La violencia en México se ha expandido por todo el país, y como resultado un estudio hecho por la revista Health Affairs sugiere que la calidad y expectativa de vida de los mexicanos ha disminuido un 0.6%, obteniendo un índice por debajo de los 72 años.

Aunado al clima de violencia que se vive en el país, según un estudio realizado por la Organización para la Cooperación y el Desarrollo Económicos (OCDE) México ocupa el primer lugar en desigualdad de ingresos familiares y en bajos salarios, a pesar de que los empleados trabajan más de 50 horas a la semana.

El país también se ubica con los niveles más bajos de competencia educativa, la OCDE señala que México está entre los países con el rendimiento más bajo en las competencias cognitivas en lectura, matemáticas y ciencias entre la población de 15 años.

Lejos de lo dicho por el presidente de México la realidad es otra en el país, entre las elites político-empresariales que controlan al país y los delincuentes de cuello blanco pareciera existir un pacto de impunidad que desde hace décadas viene enriqueciendo a los más ricos y empobreciendo a los más pobres.

En la realidad podemos ver como el dólar ha entrado en una dinámica que lo hace ir cada vez más a la alza, un salario que no crece y un panorama económico incierto ante la situación global, todo esto dista mucho del escenario planteado para México al inicio del sexenio del presidente Peña Nieto.

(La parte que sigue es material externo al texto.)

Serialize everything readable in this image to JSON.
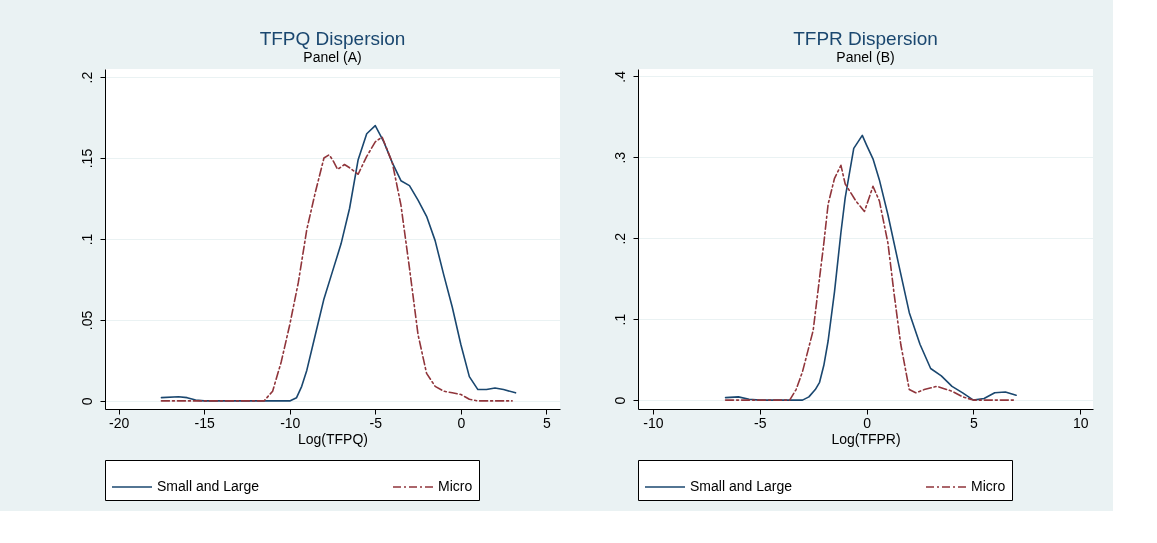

Las palabras con las que el presidente, al inicio de su gobierno, promovía su paquete de reformas estructurales y describía una táctica de ejes de crecimiento en pos de la economía mexicana se han ido diluyendo. El discurso dejó de concordar con la realidad de millones de mexicanos que viven en la pobreza o la de otros tantos millones que no pueden comprar la canasta básica alimentaria, aun teniendo trabajo.

La pobreza, los salarios, el empleo y la baja calidad de vida en México han sido constantes en lo que va de la administración actual, ensombreciendo así aquellos mensajes que hablaban de un país próspero y próximo a convertirse en una potencia mundial.

*Sergio Alberto Nájera Villegas, egresado de la Facultad de Derecho y Ciencias Sociales de la UMSNH en el año de 2009, Maestro en Derecho en Ciencia Política por parte de la División de Estudios de Posgrado de la UMSNH.